Conference Coverage

Ultrasound aids treat-to-target approach for gout

 

Key clinical point: Deceasing uric acid load during a treat-to-target approach can be seen on ultrasound.

Major finding: Ultrasound scores decreased with decreasing urate levels at 3, 6 and 12 month, with the highest numeric difference from baseline seen at 12 months for double contour sign (3.1, 2.3, and 1.2; all P less than .001 vs. baseline of 4.2).

Study details: A prospective, observational study of 161 patients with urate crystal–proven gout treated with urate-lowering therapy.

Disclosures: Dr. Hammer had no conflicts of interest to disclose.

Sources: Hammer HB et al. Ann Rheum Dis. 2018;77(Suppl 2):154-5. Abstract OP0211.


 

REPORTING FROM THE EULAR 2018 CONGRESS

– Results from the longitudinal NOR-GOUT study show that ultrasound can help visualize decreasing levels of uric acid deposits that occur during a treat-to-target approach with urate-lowering therapy.

Podagra: The Gout by James Gillray (1799)

Podagra: The Gout by James Gillray (1799)

Ultrasound-detected crystal depositions decreased over the course of the 1-year study for all three ultrasound signs considered, researcher Hilde B. Hammer, PhD, reported at the European Congress of Rheumatology.

“Gout is a really painful disease when there are flares,” said Dr. Hammer, a senior consultant in the rheumatology department at Diakonhjemmet Hospital in Oslo. Ultrasound has been shown to be a sensitive method to detect uric monosodium urate (MSU) deposition and its use is included in the classification criteria for gout.

“MSU depositions are found in many different regions with some predilection sites,” Dr. Hammer noted. This led the OMERACT (Outcome Measures in Rheumatology) Ultrasound Group to develop three key definitions for MSU lesions: the “double contour sign” (DC), which occurs when urate crystals form on the surface of cartilage; tophus, which is where there is a larger, hypoechoic aggregation of crystals that are usually well delineated; and “aggregates,” which are small, hyperechoic deposits.

“There are, up until now, only a few smaller studies that have explored the decrease of depositions during uric acid–lowering treatment,” Dr. Hammer observed.
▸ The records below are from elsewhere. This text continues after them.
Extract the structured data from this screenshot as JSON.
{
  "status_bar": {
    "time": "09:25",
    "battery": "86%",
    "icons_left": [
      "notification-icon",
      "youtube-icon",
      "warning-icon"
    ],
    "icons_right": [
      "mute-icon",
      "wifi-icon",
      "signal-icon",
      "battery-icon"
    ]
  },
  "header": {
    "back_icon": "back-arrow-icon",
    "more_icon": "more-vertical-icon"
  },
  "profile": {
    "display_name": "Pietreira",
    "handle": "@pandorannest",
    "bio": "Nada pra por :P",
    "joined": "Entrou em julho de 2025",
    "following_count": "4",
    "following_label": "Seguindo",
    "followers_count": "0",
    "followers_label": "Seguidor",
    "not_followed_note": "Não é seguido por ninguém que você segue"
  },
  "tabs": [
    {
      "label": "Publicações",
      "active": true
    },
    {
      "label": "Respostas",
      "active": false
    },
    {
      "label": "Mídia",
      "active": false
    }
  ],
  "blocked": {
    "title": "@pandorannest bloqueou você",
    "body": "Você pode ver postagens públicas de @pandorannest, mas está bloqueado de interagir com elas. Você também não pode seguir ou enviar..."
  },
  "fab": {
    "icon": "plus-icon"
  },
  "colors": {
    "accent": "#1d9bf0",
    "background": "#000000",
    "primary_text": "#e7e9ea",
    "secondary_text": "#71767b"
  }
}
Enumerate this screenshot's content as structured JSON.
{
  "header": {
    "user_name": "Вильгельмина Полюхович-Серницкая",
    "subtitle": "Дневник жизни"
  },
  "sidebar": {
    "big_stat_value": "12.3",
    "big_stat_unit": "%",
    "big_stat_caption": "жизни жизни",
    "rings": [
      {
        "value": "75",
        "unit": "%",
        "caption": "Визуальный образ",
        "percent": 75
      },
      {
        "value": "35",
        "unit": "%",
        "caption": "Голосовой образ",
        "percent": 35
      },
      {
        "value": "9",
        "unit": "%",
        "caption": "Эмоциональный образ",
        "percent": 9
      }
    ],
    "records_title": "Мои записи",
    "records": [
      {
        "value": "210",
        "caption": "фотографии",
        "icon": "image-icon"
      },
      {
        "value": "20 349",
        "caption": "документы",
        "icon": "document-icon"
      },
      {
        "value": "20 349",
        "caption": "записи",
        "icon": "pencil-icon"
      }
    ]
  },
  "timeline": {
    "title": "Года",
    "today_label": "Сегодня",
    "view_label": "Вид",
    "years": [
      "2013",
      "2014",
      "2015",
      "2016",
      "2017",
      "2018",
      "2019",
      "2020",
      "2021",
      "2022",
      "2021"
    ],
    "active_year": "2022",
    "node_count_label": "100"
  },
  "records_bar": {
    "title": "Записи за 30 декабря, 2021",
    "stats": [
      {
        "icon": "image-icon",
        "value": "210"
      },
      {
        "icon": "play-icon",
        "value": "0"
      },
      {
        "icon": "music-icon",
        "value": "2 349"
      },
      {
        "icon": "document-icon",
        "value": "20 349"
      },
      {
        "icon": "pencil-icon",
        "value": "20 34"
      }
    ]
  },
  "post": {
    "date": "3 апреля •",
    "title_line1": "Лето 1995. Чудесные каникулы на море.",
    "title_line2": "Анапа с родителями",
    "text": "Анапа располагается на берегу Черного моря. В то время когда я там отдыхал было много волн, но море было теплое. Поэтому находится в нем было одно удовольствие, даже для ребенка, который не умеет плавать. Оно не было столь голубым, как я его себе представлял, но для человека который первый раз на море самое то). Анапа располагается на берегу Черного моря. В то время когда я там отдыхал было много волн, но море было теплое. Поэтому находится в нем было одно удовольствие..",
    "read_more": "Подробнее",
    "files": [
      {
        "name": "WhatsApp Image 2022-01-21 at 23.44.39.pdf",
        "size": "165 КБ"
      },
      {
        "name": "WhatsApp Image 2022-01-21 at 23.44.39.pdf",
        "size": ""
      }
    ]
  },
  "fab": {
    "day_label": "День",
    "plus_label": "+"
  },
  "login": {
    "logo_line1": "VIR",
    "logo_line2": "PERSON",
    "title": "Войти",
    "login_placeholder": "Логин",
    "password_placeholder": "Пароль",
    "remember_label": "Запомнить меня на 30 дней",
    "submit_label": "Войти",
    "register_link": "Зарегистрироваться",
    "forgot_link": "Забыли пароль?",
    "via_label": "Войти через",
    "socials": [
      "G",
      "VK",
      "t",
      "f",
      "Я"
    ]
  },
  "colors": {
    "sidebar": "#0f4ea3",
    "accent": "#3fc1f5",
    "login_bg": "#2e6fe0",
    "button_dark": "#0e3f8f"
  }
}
NOR-GOUT was a prospective, observational study of 161 consecutively-recruited patients with urate crystal–proven gout who needed treatment with urate-lowering therapy. Patients were included if they had a recent gout flare and had serum urate levels of more than 360 micromol/L (6.0 mg/dL) and had no contraindication to urate-lowering therapy.

“We used a treat-to-target approach with the medication,” Dr. Hammer explained. The aim was to get uric acid levels to 360 micromol/L or lower, or to less than 300 micromol/L (5.0 mg/dL) if clinical tophi were present. “The medication was optimized by monthly follow-up by a study nurse until the treatment target was met,” she added.

Patients underwent an extensive ultrasound assessment at study entry and again after 3, 6, and 12 months of urate-lowering therapy. This included bilateral assessment of all relevant joints and the presence of crystals semiquantitatively scored from 0 to 3, the latter signifying many deposits. The sum of scores for the three key OMERACT definitions were calculated each time the patients were assessed, with a total score for all three also calculated.

Mean serum urate levels dropped from a baseline of 487 to 312 micromol/L (from 8.2 to 5.3 mg/dL) at 12 months (P less than .001), Dr. Hammer reported. The percentage of patients achieving a urate target of less than 360 micromol/L increased from 71% at 3 months to 81% at 6 months and to 84% at 12 months, she said.

Ultrasound scores decreased with decreasing urate levels at 3, 6, and 12 months, with the highest numeric difference from baseline seen at 12 months for DC (3.1, 2.3, and 1.2; all P less than .001 vs. baseline of 4.2). The respective values for tophi were 6.3, 5.4, and 4.2 versus a baseline of 6.5; for aggregates, the values were 8.8, 7.9, and 6.7 versus a baseline of 9.1.